Over 8 years of data,

there have been (8 years)*(162 games/year/team)*(26 teams) = 33696 leadoff

innings. We are given an event x (e.g., x = leadoff single scoring).

Event x has a TRUE probability p of occurring each chance

(e.g. p = about 0.43). Using the DeMoivre-Laplace Theorem,

if we have n chances (in our case n=33696) we can compute the

probability of observing x between a fraction "a" and a fraction "b"

of all possible occurrences.

Assume that p = 0.43. Given 33696 possible occurrences, what is

the probability of observing leadoff singles scoring between fraction

"a" and fraction "b" of the time?

a b probability

---------------------------

0 0.428 22.9 %

0.428 0.429 12.6

0.429 0.430 14.5

0.430 0.431 14.5

0.431 0.432 12.6

0.432 1 22.9

So if the TRUE probability of a leadoff single scoring is 0.43, then

there is a 22.9 % chance that we will observe the leadoff single

scoring a fraction of 0.428 or less.

Similarly, if the true probability of a leadoff walk scoring is 0.43, then

there is a 22.9 % chance that we will observe the leadoff single

scoring a fraction of 0.432 or more.

There is therefore a (0.229)*(0.229) = 5.2 % chance that both leadoff

singles score 0.428 or less and leadoff walks score 0.432 or more.

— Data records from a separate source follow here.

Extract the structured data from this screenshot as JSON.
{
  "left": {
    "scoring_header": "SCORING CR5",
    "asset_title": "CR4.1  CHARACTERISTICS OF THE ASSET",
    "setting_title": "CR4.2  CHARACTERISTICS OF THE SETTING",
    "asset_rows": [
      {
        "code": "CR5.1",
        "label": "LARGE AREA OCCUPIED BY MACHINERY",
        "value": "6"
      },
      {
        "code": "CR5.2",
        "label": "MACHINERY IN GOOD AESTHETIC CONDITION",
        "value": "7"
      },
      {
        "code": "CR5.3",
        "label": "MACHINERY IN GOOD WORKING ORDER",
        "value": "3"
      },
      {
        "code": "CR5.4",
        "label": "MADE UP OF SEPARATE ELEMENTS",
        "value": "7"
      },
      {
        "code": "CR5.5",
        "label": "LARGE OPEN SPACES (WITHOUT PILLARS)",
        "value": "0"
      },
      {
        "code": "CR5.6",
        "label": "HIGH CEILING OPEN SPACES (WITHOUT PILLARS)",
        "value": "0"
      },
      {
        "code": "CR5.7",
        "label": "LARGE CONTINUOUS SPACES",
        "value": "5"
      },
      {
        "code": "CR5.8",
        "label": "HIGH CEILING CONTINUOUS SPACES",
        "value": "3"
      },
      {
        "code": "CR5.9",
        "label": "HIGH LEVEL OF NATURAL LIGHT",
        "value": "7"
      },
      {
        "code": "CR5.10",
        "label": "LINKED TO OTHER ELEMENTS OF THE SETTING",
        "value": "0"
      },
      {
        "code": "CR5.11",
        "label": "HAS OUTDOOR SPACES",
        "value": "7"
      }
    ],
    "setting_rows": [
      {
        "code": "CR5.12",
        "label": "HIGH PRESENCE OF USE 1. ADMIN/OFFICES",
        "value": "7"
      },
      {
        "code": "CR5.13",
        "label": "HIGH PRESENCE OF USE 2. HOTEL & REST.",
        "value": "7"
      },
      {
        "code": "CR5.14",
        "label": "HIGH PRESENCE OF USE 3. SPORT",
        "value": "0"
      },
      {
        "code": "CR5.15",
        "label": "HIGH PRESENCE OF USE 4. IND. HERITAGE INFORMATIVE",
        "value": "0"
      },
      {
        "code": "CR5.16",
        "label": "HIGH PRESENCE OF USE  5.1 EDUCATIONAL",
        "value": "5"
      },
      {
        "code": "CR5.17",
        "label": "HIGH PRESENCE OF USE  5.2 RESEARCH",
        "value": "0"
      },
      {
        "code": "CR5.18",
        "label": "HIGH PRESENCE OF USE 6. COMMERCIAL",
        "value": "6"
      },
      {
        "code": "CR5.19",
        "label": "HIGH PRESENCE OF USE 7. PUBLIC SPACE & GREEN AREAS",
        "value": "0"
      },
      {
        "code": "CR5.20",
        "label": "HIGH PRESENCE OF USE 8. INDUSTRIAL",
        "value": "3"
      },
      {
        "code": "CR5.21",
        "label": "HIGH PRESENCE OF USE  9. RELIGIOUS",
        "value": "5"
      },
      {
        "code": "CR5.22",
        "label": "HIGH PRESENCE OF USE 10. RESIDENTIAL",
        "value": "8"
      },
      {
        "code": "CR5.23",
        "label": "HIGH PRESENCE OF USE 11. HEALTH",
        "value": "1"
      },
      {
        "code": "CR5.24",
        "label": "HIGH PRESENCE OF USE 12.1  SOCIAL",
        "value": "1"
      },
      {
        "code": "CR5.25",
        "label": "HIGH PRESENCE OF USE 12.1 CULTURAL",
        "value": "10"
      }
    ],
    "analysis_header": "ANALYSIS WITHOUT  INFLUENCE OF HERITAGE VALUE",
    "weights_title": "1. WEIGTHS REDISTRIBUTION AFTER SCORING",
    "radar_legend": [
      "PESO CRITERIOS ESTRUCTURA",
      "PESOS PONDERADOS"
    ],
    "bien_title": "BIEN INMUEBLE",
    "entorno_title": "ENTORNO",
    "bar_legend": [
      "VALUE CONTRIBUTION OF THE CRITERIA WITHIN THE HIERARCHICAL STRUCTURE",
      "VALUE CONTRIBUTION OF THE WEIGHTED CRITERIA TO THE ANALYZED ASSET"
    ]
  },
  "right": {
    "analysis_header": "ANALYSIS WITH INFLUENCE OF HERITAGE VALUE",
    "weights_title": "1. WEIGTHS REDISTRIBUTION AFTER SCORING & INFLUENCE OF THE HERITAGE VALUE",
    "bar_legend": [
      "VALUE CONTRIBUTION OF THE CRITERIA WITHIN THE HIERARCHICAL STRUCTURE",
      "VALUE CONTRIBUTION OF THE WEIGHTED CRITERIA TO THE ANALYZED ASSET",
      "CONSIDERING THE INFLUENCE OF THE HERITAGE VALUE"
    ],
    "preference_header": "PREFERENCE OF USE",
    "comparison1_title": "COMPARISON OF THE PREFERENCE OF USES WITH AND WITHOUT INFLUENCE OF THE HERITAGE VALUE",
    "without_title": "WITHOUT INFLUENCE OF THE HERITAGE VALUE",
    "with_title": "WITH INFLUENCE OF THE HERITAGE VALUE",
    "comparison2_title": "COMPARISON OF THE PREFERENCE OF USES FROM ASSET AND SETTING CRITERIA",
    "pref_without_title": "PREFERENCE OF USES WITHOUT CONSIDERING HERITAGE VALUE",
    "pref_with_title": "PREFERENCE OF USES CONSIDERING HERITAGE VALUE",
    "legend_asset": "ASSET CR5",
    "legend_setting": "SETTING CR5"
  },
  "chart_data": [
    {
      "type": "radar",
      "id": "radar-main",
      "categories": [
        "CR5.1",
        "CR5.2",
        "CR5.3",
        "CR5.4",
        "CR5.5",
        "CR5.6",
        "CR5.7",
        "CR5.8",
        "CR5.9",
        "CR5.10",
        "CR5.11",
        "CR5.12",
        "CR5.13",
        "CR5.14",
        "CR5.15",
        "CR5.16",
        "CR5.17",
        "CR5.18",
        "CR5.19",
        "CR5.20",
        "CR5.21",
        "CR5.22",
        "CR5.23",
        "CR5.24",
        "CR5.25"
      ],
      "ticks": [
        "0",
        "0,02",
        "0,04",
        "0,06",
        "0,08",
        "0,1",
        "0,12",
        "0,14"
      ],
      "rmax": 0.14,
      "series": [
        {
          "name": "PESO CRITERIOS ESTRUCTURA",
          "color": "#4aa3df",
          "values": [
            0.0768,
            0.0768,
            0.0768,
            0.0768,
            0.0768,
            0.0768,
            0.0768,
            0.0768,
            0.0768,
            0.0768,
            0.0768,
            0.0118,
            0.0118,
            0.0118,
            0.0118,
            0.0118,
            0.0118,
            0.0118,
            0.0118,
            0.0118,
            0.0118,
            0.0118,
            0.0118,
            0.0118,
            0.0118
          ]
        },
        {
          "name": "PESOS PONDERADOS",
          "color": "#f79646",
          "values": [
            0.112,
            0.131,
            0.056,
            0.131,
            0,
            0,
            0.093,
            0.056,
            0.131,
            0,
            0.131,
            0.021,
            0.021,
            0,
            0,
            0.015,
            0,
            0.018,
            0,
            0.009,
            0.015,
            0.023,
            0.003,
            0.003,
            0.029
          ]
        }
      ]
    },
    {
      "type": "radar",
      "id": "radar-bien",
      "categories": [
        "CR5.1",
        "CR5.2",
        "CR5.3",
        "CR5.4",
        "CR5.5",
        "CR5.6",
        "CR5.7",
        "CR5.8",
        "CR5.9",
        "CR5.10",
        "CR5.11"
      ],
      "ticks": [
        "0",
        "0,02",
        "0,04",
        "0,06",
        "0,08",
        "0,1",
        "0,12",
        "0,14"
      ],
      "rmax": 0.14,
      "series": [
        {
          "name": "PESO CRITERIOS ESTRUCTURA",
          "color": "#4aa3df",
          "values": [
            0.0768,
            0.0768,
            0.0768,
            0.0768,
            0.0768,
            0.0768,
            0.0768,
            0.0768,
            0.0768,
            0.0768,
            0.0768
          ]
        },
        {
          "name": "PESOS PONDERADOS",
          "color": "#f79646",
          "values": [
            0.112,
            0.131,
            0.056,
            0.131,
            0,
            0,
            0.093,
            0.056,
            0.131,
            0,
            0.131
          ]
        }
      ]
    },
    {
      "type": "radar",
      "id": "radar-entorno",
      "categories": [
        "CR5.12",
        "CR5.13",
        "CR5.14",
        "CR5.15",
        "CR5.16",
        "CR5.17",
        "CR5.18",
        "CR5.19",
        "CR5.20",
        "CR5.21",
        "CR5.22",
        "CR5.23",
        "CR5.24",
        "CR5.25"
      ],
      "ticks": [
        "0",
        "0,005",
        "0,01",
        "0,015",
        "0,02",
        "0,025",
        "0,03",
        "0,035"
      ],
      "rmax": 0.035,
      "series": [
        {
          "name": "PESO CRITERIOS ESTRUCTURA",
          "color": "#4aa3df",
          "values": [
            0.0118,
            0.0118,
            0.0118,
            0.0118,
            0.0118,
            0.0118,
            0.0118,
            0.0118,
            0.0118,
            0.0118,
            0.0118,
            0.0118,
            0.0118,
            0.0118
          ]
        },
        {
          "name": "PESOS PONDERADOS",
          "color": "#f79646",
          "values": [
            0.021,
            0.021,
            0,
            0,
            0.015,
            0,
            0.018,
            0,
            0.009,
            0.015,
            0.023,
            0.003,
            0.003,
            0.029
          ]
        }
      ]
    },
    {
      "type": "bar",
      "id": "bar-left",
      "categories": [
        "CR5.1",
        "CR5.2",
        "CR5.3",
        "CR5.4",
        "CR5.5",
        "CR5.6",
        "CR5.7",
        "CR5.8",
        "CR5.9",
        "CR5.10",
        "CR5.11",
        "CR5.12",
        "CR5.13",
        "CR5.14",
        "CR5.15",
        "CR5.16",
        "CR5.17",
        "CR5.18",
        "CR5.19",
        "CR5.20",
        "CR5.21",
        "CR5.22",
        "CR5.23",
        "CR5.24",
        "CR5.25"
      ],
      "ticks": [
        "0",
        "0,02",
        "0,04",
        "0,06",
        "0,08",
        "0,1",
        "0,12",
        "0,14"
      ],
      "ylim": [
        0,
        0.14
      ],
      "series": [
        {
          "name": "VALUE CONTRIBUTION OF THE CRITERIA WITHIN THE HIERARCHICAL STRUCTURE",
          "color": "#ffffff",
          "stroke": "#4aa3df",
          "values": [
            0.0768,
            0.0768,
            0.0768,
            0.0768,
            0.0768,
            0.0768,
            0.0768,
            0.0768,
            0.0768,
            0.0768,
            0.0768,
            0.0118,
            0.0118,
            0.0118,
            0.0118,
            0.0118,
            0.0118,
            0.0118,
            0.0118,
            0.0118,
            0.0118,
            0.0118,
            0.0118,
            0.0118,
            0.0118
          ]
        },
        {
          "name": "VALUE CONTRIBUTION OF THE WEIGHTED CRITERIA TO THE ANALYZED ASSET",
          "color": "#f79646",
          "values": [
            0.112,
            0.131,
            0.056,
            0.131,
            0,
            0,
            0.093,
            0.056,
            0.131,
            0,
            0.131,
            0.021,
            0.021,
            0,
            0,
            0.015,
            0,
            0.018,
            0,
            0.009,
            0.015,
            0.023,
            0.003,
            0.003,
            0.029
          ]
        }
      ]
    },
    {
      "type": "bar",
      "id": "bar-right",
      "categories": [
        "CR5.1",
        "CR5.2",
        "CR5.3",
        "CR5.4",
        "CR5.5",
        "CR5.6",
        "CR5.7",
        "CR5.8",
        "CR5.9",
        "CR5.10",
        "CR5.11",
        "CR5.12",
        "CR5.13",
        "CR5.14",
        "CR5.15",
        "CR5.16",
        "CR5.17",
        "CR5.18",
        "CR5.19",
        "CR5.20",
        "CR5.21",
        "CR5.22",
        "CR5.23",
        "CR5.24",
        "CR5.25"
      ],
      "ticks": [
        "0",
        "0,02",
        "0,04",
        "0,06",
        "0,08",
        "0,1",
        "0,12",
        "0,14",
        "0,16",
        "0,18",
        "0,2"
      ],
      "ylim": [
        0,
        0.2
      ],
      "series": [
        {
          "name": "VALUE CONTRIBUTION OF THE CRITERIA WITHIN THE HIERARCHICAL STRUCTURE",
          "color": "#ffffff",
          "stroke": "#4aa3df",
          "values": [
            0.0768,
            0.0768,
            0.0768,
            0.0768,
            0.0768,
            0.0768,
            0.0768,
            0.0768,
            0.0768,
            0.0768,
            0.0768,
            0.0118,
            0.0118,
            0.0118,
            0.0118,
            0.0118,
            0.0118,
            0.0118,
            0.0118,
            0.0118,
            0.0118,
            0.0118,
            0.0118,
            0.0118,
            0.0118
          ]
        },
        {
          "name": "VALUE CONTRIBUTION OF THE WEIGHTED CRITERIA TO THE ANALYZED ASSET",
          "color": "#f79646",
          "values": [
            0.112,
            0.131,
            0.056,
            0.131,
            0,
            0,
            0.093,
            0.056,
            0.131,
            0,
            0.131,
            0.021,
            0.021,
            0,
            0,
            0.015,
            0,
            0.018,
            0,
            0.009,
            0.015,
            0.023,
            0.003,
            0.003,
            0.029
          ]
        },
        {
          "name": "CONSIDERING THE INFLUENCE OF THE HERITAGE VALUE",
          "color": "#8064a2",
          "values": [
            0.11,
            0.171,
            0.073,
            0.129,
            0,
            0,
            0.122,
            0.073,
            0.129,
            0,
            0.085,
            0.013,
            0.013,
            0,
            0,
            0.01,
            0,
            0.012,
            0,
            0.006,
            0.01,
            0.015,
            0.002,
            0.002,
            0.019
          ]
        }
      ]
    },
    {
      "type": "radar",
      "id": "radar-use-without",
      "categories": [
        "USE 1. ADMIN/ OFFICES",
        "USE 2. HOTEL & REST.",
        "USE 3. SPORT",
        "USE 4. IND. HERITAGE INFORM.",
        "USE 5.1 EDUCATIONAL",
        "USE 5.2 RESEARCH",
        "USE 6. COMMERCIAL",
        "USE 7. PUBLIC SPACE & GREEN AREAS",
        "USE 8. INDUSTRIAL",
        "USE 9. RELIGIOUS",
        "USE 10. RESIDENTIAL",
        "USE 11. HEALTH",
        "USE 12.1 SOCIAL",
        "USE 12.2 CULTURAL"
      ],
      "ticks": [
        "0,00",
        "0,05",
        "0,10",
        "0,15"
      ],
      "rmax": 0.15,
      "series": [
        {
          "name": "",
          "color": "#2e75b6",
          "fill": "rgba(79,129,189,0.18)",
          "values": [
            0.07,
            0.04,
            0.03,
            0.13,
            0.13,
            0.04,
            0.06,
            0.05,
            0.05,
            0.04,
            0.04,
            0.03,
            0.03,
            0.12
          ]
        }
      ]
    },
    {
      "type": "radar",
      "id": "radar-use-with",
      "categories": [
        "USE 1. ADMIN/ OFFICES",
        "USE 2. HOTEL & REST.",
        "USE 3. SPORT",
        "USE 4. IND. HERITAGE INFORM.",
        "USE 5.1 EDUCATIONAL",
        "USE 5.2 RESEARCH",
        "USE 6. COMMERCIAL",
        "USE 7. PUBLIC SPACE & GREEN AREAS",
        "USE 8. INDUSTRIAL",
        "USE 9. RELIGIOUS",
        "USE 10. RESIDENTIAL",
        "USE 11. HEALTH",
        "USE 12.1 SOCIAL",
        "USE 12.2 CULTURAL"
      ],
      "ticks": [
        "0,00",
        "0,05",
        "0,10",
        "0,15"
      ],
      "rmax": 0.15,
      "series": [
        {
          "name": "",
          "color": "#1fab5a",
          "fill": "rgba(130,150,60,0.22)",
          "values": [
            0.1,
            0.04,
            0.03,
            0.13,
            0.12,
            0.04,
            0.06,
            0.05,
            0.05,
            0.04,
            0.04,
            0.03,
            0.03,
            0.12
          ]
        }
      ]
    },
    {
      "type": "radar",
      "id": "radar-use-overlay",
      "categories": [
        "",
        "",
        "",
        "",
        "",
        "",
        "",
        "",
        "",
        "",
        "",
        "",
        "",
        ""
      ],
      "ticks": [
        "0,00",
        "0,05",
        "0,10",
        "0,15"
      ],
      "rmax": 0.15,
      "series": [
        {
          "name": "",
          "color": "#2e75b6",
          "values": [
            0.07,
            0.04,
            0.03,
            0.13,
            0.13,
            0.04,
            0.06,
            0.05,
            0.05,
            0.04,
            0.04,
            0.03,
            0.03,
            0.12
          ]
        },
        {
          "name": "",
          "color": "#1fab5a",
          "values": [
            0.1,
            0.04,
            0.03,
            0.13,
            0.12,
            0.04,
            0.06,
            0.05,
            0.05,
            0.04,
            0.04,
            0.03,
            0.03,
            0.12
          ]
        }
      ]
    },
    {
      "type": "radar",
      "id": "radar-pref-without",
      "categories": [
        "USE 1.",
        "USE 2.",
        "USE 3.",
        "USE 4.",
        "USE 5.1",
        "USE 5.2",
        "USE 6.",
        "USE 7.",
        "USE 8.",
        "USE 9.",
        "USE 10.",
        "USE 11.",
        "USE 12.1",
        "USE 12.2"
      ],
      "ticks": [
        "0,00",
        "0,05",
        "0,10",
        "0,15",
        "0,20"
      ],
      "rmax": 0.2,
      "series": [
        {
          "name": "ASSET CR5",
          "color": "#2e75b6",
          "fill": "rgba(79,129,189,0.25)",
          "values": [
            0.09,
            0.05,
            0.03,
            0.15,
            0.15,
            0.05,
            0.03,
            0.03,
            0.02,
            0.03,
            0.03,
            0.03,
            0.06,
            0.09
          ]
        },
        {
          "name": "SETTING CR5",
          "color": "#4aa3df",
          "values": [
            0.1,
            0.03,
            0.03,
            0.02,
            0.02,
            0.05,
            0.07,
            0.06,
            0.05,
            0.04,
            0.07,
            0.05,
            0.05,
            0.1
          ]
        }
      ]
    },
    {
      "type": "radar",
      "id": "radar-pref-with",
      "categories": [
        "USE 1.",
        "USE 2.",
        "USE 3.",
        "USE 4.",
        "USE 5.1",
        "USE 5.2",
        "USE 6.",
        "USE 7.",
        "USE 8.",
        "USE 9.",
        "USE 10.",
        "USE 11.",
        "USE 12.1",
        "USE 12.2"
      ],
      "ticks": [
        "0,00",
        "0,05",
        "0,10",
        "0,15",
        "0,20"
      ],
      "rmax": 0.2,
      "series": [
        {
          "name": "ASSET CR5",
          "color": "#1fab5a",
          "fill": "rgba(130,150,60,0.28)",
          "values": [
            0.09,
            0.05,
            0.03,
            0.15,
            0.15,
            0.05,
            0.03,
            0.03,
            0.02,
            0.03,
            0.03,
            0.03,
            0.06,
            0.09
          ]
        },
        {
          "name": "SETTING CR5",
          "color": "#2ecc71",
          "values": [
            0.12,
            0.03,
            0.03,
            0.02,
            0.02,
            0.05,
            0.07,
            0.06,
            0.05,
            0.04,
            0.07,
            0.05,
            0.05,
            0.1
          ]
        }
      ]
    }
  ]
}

Of course, there is also a 5.2 % chance that both leadoff

singles score 0.432 or more and leadoff walks score 0.428 or less.

RESULT:

If the probability of leadoff walks scoring is the same as the

probability of leadoff singles scoring, there is approximately

(5.2 + 5.2) = 10.4 % chance that we would observe a 0.004 (or more)

discrepancy over an 8-year observation period.

Draw your own conclusions.

----------

Dan Simon

Reference: A. Papoulis, "Probability, Random Variables, and

Stochastic Processes," Mc-Graw Hill Publishing, 1984, pages 42-49.